Wood-screws, i.e., metal screws with thin, deep, sharp-edged tap-worms, are used for screw-joints. Screws which are gimlet-pointed penetrate the wood more easily than others.

The wood-screws used in screw-joints are of different kinds, with half-round, curtailed conical, or square heads. The two first only are used in wood-slojd. In both, the head of the nail is furnished with a slit for receiving the screwdriver.

Jointing with wood screws.

Fig. 87. Wood Screws.

Fig. 87. Wood-Screws.

A with half-round, B with conical head.

When A (Fig. 87) is used, the head of the screw remains above the surface of the wood. In joints made with B, the head is made to lie level with the surface, for which purpose the hole bored for its reception is afterwards counter-sunk. Wood-screws are made in many-lengths from about 1/4 inch to 3 inches, and of varying thickness.
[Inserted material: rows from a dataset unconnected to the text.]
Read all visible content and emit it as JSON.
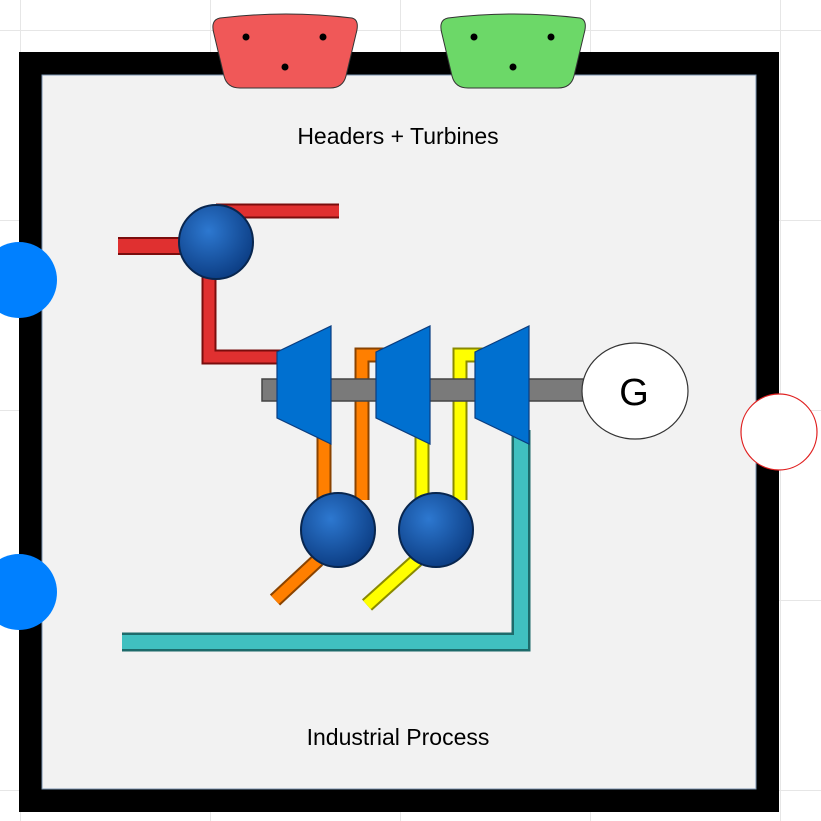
{
  "block": {
    "title": "Headers + Turbines",
    "subtitle": "Industrial Process",
    "generator_label": "G"
  },
  "colors": {
    "frame": "#000000",
    "panel": "#f2f2f2",
    "port_blue": "#0080ff",
    "connector_red": "#f05858",
    "connector_green": "#6cd868",
    "hp_steam": "#e03030",
    "mp_steam": "#ff7f00",
    "lp_steam": "#ffff00",
    "condensate": "#40c0c0",
    "shaft": "#7a7a7a",
    "turbine": "#0070d0",
    "header": "#1a5aa8"
  }
}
They are very generally-used, and are especially useful for articles which require sometimes to be taken apart and put together again.

In consequence of their peculiar form, screws give a much stronger and firmer joint than nails, which hold the pieces together simply by friction. A screw cannot be drawn out without unscrewing, unless the wood around it is cut away. The hole bored for the reception of the screw should be as deep as the length of the unwormed portion.